Melaka
Melaka, on pourrait le dire ainsi. D'abord, les Chinois sont arrivés, puis les Portugais, ensuite les Hollandais, puis les Anglais, et un jour, les Japonais aussi, et maintenant...


Publié: 14.01.2020
Tanah Rata – Hauts de Cameroun
Je me suis remis en route. Mon but était de trouver un peu de fraîcheur, des montagnes et de la nature. Tout cela m’attendait là-haut dans les Hauts de Cameroun.
Mais d'abord, le bus s'est arrêté à Ipoh, une petite ville où l’étain était autrefois extrait.
Lorsque j'atteignis l'auberge locale, il ne me restait malheureusement que peu de temps avant la tombée de la nuit pour me promener. Une photo ici, une photo là, je pense cependant que ce n’est pas un endroit fait pour l’éternité.
Après que le soleil se soit rapidement éclipsé, je me suis dépêché de trouver un centre de restauration rapide (hawker centre) et j'ai savouré une délicieuse soupe. Pour faire simple, ces centres de restauration se trouvent en réalité dans chaque ville du pays. La raison de leur visite est très simple : la nourriture !
Là, on trouve de nombreux stands de nourriture où il suffit de commander son plat en montrant des images (pour simplifier) et celui-ci est rapidement livré à la table indiquée. C’est seulement là que l’on paie et qu’on savoure finalement.
Une forte pluie soudaine m'a alors poussé à retourner rapidement à l'auberge.
Le lendemain matin, je suis immédiatement monté plus haut vers Tanah Rata. Pour commencer, l'air frais ici est indéniablement invitant. L'endroit lui-même est plutôt désolant. L'activité principale ici est clairement la randonnée dans les forêts tropicales environnantes et les montagnes. C’est exactement ce que j’ai fait le jour suivant. Bien qu'il y ait également des excursions proposées partout, je n'avais pas vraiment envie de visiter des plantations de thé (déjà vues) ni d'assister à des spectacles de shopping (inclus). D'autant plus que les sentiers de randonnée sont tous numérotés et décrits, avec des panneaux qui les signalent. Mon premier choix devait être le chemin 8, mais je l’ai rapidement abandonné. Il se dit que des chiens sauvages traînent dans la zone initiale, qui, bien qu'ils ne mordent pas, aboient très fort, et j'ai pu l’entendre de loin.
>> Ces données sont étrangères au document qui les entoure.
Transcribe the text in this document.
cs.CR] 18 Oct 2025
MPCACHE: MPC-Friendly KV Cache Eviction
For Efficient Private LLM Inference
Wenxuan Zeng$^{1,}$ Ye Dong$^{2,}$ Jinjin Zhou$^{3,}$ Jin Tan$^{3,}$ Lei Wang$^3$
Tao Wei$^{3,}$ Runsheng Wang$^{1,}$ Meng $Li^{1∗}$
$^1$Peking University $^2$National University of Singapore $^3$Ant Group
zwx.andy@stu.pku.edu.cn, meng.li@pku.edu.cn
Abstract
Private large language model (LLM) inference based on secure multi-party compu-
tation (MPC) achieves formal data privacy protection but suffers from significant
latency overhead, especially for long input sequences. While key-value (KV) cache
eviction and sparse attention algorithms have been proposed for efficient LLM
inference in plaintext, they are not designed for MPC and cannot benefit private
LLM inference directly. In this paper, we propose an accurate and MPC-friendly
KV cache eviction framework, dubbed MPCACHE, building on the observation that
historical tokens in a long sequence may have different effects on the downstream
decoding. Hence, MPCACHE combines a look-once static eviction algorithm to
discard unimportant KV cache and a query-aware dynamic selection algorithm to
J'étais bien sûr content d'avoir choisi le chemin numéro 7 qui menait au « Gunung Beremban » à 1812 m d'altitude. Ça montait continuellement à travers une belle jungle presque envahie par la végétation.
Je ne rencontrai presque personne, juste quelques habitants tout en haut qui m'invitèrent tout de suite à un pique-nique. La descente se fit par les chemins 3 et 6, avec pour but un waterfall qui, hélas, n'en valait pas réellement la peine, étant donné qu'il était très sale et rempli d’ordures.
Le soir, je suis allé au marché nocturne qui s'est heureusement tenu ce jour-là. Ici, on pouvait à nouveau se régaler comme au pays des merveilles.